Лицо «центуриона» расплывалось в неуверенной улыбке.
— Ты… это. Да?
«Италия», подсказал Дима, «Майор.»
— Я служил в итальянской армии, — сказал я, — дослужился до майора… Потом уехал, домой потянуло…
Улицы Скироса.
— Ну ты, брат, даешь! — присвистнул «центурион», дружески хлопнул по плечу. — Скажи, что срочную служил… тогда, может быть, поверю, а так…
Он натолкнулся на мой взгляд, поперхнулся, замолчал. Руки потянулись искать шов на брюках:
— Товарищ майор?
— Вольно. Ну что, берете на службу?
Так впервые в жизни я получил работу…
Трудно.
Мне сорок три года. Я родился двадцать семь лет назад, со дня же моей смерти прошло около семнадцати веков. Мое имя Тит Волтумий, а зовут Дмитрием Валерьевичем. Я старший центурион римского легиона, забывший как будет по латыни: упал-отжался. Моя жена — рыжая красавица Надя, которая считает, что мертвые могут вселяться в живых. Ерунда! Мертвые могут вселяться только в мертвых…
Я тому подтверждение.
Моей жажды жизни хватило на двоих.
А может, все это — только сон умирающего на поле боя старого солдата.

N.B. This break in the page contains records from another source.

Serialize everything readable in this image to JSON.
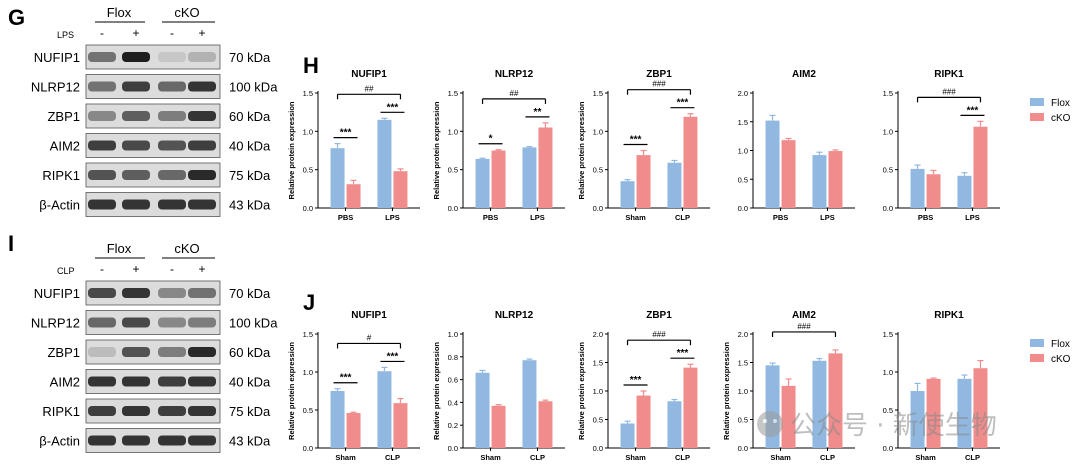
{
  "figure": {
    "panels": {
      "g": "G",
      "i": "I",
      "h": "H",
      "j": "J"
    },
    "watermark": "公众号 · 新使生物"
  },
  "blot_g": {
    "groups": [
      "Flox",
      "cKO"
    ],
    "treatment_label": "LPS",
    "signs": [
      "-",
      "+",
      "-",
      "+"
    ],
    "rows": [
      {
        "protein": "NUFIP1",
        "size": "70 kDa",
        "intensity": [
          0.55,
          0.95,
          0.15,
          0.25
        ]
      },
      {
        "protein": "NLRP12",
        "size": "100 kDa",
        "intensity": [
          0.55,
          0.8,
          0.6,
          0.85
        ]
      },
      {
        "protein": "ZBP1",
        "size": "60 kDa",
        "intensity": [
          0.45,
          0.65,
          0.5,
          0.85
        ]
      },
      {
        "protein": "AIM2",
        "size": "40 kDa",
        "intensity": [
          0.8,
          0.75,
          0.7,
          0.8
        ]
      },
      {
        "protein": "RIPK1",
        "size": "75 kDa",
        "intensity": [
          0.7,
          0.65,
          0.6,
          0.9
        ]
      },
      {
        "protein": "β-Actin",
        "size": "43 kDa",
        "intensity": [
          0.85,
          0.85,
          0.85,
          0.85
        ]
      }
    ]
  },
  "blot_i": {
    "groups": [
      "Flox",
      "cKO"
    ],
    "treatment_label": "CLP",
    "signs": [
      "-",
      "+",
      "-",
      "+"
    ],
    "rows": [
      {
        "protein": "NUFIP1",
        "size": "70 kDa",
        "intensity": [
          0.75,
          0.85,
          0.45,
          0.55
        ]
      },
      {
        "protein": "NLRP12",
        "size": "100 kDa",
        "intensity": [
          0.6,
          0.75,
          0.45,
          0.5
        ]
      },
      {
        "protein": "ZBP1",
        "size": "60 kDa",
        "intensity": [
          0.2,
          0.7,
          0.5,
          0.9
        ]
      },
      {
        "protein": "AIM2",
        "size": "40 kDa",
        "intensity": [
          0.85,
          0.85,
          0.8,
          0.85
        ]
      },
      {
        "protein": "RIPK1",
        "size": "75 kDa",
        "intensity": [
          0.8,
          0.85,
          0.8,
          0.85
        ]
      },
      {
        "protein": "β-Actin",
        "size": "43 kDa",
        "intensity": [
          0.85,
          0.85,
          0.85,
          0.85
        ]
      }
    ]
  },
  "legend": {
    "entries": [
      "Flox",
      "cKO"
    ],
    "colors": [
      "#90B8E0",
      "#F08C8C"
    ]
  },
  "chart_data": [
    {
      "id": "H-NUFIP1",
      "type": "bar",
      "title": "NUFIP1",
      "ylabel": "Relative protein expression",
      "ylim": [
        0,
        1.5
      ],
      "yticks": [
        "0.0",
        "0.5",
        "1.0",
        "1.5"
      ],
      "categories": [
        "PBS",
        "LPS"
      ],
      "series": [
        {
          "name": "Flox",
          "values": [
            0.78,
            1.15
          ],
          "errors": [
            0.06,
            0.02
          ]
        },
        {
          "name": "cKO",
          "values": [
            0.31,
            0.48
          ],
          "errors": [
            0.05,
            0.03
          ]
        }
      ],
      "annotations": [
        {
          "type": "within",
          "cat": 0,
          "text": "***"
        },
        {
          "type": "within",
          "cat": 1,
          "text": "***"
        },
        {
          "type": "across",
          "text": "##"
        }
      ]
    },
    {
      "id": "H-NLRP12",
      "type": "bar",
      "title": "NLRP12",
      "ylabel": "Relative protein expression",
      "ylim": [
        0,
        1.5
      ],
      "yticks": [
        "0.0",
        "0.5",
        "1.0",
        "1.5"
      ],
      "categories": [
        "PBS",
        "LPS"
      ],
      "series": [
        {
          "name": "Flox",
          "values": [
            0.64,
            0.79
          ],
          "errors": [
            0.01,
            0.01
          ]
        },
        {
          "name": "cKO",
          "values": [
            0.75,
            1.05
          ],
          "errors": [
            0.01,
            0.06
          ]
        }
      ],
      "annotations": [
        {
          "type": "within",
          "cat": 0,
          "text": "*"
        },
        {
          "type": "within",
          "cat": 1,
          "text": "**"
        },
        {
          "type": "across",
          "text": "##"
        }
      ]
    },
    {
      "id": "H-ZBP1",
      "type": "bar",
      "title": "ZBP1",
      "ylabel": "Relative protein expression",
      "ylim": [
        0,
        1.5
      ],
      "yticks": [
        "0.0",
        "0.5",
        "1.0",
        "1.5"
      ],
      "categories": [
        "Sham",
        "CLP"
      ],
      "series": [
        {
          "name": "Flox",
          "values": [
            0.35,
            0.59
          ],
          "errors": [
            0.02,
            0.03
          ]
        },
        {
          "name": "cKO",
          "values": [
            0.69,
            1.19
          ],
          "errors": [
            0.06,
            0.04
          ]
        }
      ],
      "annotations": [
        {
          "type": "within",
          "cat": 0,
          "text": "***"
        },
        {
          "type": "within",
          "cat": 1,
          "text": "***"
        },
        {
          "type": "across",
          "text": "###"
        }
      ]
    },
    {
      "id": "H-AIM2",
      "type": "bar",
      "title": "AIM2",
      "ylabel": "",
      "ylim": [
        0,
        2.0
      ],
      "yticks": [
        "0.0",
        "0.5",
        "1.0",
        "1.5",
        "2.0"
      ],
      "categories": [
        "PBS",
        "LPS"
      ],
      "series": [
        {
          "name": "Flox",
          "values": [
            1.52,
            0.92
          ],
          "errors": [
            0.09,
            0.05
          ]
        },
        {
          "name": "cKO",
          "values": [
            1.18,
            0.99
          ],
          "errors": [
            0.03,
            0.02
          ]
        }
      ],
      "annotations": []
    },
    {
      "id": "H-RIPK1",
      "type": "bar",
      "title": "RIPK1",
      "ylabel": "",
      "ylim": [
        0,
        1.5
      ],
      "yticks": [
        "0.0",
        "0.5",
        "1.0",
        "1.5"
      ],
      "categories": [
        "PBS",
        "LPS"
      ],
      "series": [
        {
          "name": "Flox",
          "values": [
            0.51,
            0.42
          ],
          "errors": [
            0.05,
            0.04
          ]
        },
        {
          "name": "cKO",
          "values": [
            0.44,
            1.06
          ],
          "errors": [
            0.05,
            0.07
          ]
        }
      ],
      "annotations": [
        {
          "type": "within",
          "cat": 1,
          "text": "***"
        },
        {
          "type": "across",
          "text": "###"
        }
      ]
    },
    {
      "id": "J-NUFIP1",
      "type": "bar",
      "title": "NUFIP1",
      "ylabel": "Relative protein expression",
      "ylim": [
        0,
        1.5
      ],
      "yticks": [
        "0.0",
        "0.5",
        "1.0",
        "1.5"
      ],
      "categories": [
        "Sham",
        "CLP"
      ],
      "series": [
        {
          "name": "Flox",
          "values": [
            0.75,
            1.01
          ],
          "errors": [
            0.03,
            0.05
          ]
        },
        {
          "name": "cKO",
          "values": [
            0.46,
            0.59
          ],
          "errors": [
            0.01,
            0.06
          ]
        }
      ],
      "annotations": [
        {
          "type": "within",
          "cat": 0,
          "text": "***"
        },
        {
          "type": "within",
          "cat": 1,
          "text": "***"
        },
        {
          "type": "across",
          "text": "#"
        }
      ]
    },
    {
      "id": "J-NLRP12",
      "type": "bar",
      "title": "NLRP12",
      "ylabel": "Relative protein expression",
      "ylim": [
        0,
        1.0
      ],
      "yticks": [
        "0.0",
        "0.2",
        "0.4",
        "0.6",
        "0.8",
        "1.0"
      ],
      "categories": [
        "Sham",
        "CLP"
      ],
      "series": [
        {
          "name": "Flox",
          "values": [
            0.66,
            0.77
          ],
          "errors": [
            0.02,
            0.01
          ]
        },
        {
          "name": "cKO",
          "values": [
            0.37,
            0.41
          ],
          "errors": [
            0.01,
            0.01
          ]
        }
      ],
      "annotations": []
    },
    {
      "id": "J-ZBP1",
      "type": "bar",
      "title": "ZBP1",
      "ylabel": "Relative protein expression",
      "ylim": [
        0,
        2.0
      ],
      "yticks": [
        "0.0",
        "0.5",
        "1.0",
        "1.5",
        "2.0"
      ],
      "categories": [
        "Sham",
        "CLP"
      ],
      "series": [
        {
          "name": "Flox",
          "values": [
            0.43,
            0.82
          ],
          "errors": [
            0.04,
            0.03
          ]
        },
        {
          "name": "cKO",
          "values": [
            0.92,
            1.41
          ],
          "errors": [
            0.08,
            0.06
          ]
        }
      ],
      "annotations": [
        {
          "type": "within",
          "cat": 0,
          "text": "***"
        },
        {
          "type": "within",
          "cat": 1,
          "text": "***"
        },
        {
          "type": "across",
          "text": "###"
        }
      ]
    },
    {
      "id": "J-AIM2",
      "type": "bar",
      "title": "AIM2",
      "ylabel": "Relative protein expression",
      "ylim": [
        0,
        2.0
      ],
      "yticks": [
        "0.0",
        "0.5",
        "1.0",
        "1.5",
        "2.0"
      ],
      "categories": [
        "Sham",
        "CLP"
      ],
      "series": [
        {
          "name": "Flox",
          "values": [
            1.45,
            1.53
          ],
          "errors": [
            0.04,
            0.04
          ]
        },
        {
          "name": "cKO",
          "values": [
            1.09,
            1.66
          ],
          "errors": [
            0.12,
            0.06
          ]
        }
      ],
      "annotations": [
        {
          "type": "across",
          "text": "###"
        }
      ]
    },
    {
      "id": "J-RIPK1",
      "type": "bar",
      "title": "RIPK1",
      "ylabel": "",
      "ylim": [
        0,
        1.5
      ],
      "yticks": [
        "0.0",
        "0.5",
        "1.0",
        "1.5"
      ],
      "categories": [
        "Sham",
        "CLP"
      ],
      "series": [
        {
          "name": "Flox",
          "values": [
            0.75,
            0.91
          ],
          "errors": [
            0.1,
            0.05
          ]
        },
        {
          "name": "cKO",
          "values": [
            0.91,
            1.05
          ],
          "errors": [
            0.01,
            0.1
          ]
        }
      ],
      "annotations": []
    }
  ]
}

Я не знаю, как должны умирать старшие центурионы, но очень надеюсь — быстро. Впрочем, мне рассказывали: в миг до смерти перед глазами проносится вся жизнь. Не знаю. Что вспомнил, то вспомнил — и я не собираюсь умирать. Я собираюсь вернуться к моей Лисичке, рыжей, ласковой…
Вернуться, последний раз побыв центурионом.
Самим собой.
Смотрюсь в витрину. Недавно по этой улице прокатилась человеческая волна, гоня перед собой нескольких серых, неосторожно выскочивших на толпу. Легионерам удалось уйти, но брошенные щиты и черные дубинки лежат на мостовой… стратуме… Лежат и чего-то ждут.
Ждут возвращения серых…
Смотрюсь в темное зеркало.
Нет, не центурион. Мирная сытая жизнь расслабила лицо, убрала складки со лба, смягчила линию подбородка. Словно линии с восковой дощечки стерты морщины: лучистые — из уголков глаз, насмешливые — от губ, скорбные — от крыльев носа. Разве это Тит Волтумий, Тит-центурион, гроза легионной зелени?! Одна ухмылка которого заставляла белеть от ненависти сотни лиц?